"One thing...I specifically took from my experience with my mother is, when your mind isn't working right, it's extremely frustrating," he said.
This week's Law & Order: SVU featured a surprise guest star, the West Wing alum Bradley Whitford in the role of Pence Humphreys, a man battling dementia who believes he killed his beloved wife Winnie (Nancy Travis). As for Whitford, 63, getting the role right meant starting with an internet search. "You Google the condition and learn what you can about it," he told PEOPLE, but he also drew on personal experience.
"I'm from a big family, and I was the baby. My mother died about 10 years ago. She lived a very long life, but she had — it wasn't exactly [dementia], but she was living with me at the end of her life when she had this cognitive confusion," he said, adding that his mom would have turned 108 this week.
In his preparation to portray his character's cognitive deterioration, Whitford tapped into what he observed in his mother. "The tragic thing about this, especially in a younger person [like Humphreys], is that you wouldn't know it walking down the street. It comes in these waves when certain synapses don't connect," he shared. "So the key to it was basically watching my mother think when she had this cognitive decline."
As for taking this preparation to his performance on set, Whitford said, "You definitely don't want to be thinking about research when you're doing it. You don't want to be thinking a lot." Plus, he quipped, "If you want to think a lot, [you] wouldn't become an actor."
Whitford knew his performance had to be nuanced, and he was cautious of going too far into dementia and missing the mark on helping viewers connect to his character. "As I always am, I was worried about overdoing it, because you want to do justice to how tragic a condition like this is," he noted.
He continued, "One thing that I really specifically took from my experience with my mother is, when your mind isn't working right, it is extremely frustrating. To go through trauma while your mind isn't working is even more frustrating."
The episode, directed by SVU star Mariska Hargitay, depends immensely on the thematic arc of Humphreys' love for his wife leading up to the point where Humphreys confessed to killing her despite not being able to remember actually committing the crime. It was left to Hargitay's Captain Olivia Benson to determine Humphreys' innocence because of his sleep apnea machine, which cataloged that he was in bed during the time his wife was murdered.

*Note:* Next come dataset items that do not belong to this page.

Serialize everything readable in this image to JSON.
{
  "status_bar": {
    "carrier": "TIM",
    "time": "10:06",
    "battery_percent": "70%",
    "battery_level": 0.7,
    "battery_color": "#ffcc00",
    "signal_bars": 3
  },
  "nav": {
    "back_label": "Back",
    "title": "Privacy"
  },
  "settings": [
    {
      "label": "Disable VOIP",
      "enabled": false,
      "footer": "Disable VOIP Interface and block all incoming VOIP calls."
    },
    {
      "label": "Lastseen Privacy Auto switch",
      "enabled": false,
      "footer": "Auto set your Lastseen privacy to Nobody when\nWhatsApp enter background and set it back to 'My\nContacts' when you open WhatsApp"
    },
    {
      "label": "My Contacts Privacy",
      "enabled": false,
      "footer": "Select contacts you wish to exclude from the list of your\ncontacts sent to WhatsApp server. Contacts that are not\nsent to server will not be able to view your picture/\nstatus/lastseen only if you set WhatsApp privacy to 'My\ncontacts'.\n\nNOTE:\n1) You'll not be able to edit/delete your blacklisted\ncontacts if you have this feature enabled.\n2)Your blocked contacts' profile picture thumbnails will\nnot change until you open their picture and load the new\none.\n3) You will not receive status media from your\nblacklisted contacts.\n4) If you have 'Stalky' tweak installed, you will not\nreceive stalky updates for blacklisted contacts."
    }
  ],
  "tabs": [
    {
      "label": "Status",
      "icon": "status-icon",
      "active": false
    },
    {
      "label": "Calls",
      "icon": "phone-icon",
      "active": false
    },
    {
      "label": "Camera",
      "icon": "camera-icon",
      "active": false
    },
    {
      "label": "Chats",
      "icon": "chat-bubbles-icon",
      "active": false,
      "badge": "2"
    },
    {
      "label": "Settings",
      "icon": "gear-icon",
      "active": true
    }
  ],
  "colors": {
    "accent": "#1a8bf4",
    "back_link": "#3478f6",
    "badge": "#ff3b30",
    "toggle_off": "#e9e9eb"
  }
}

When Benson informed Humphreys of his discovery, "Of his realization [that he didn't kill his wife], it was almost easier for this particular person [that way]," Whitford explained of the scene. "He had accepted the fact that he had done this because of his condition, but the idea that someone else would do this?"
For Whitford's character, that was an unbearable outcome. As Benson put it in the episode: "We took his only comfort away. He wishes he was brave enough to do it himself."
Law & Order: Special Victims Unit airs Thursdays at 9 p.m. ET.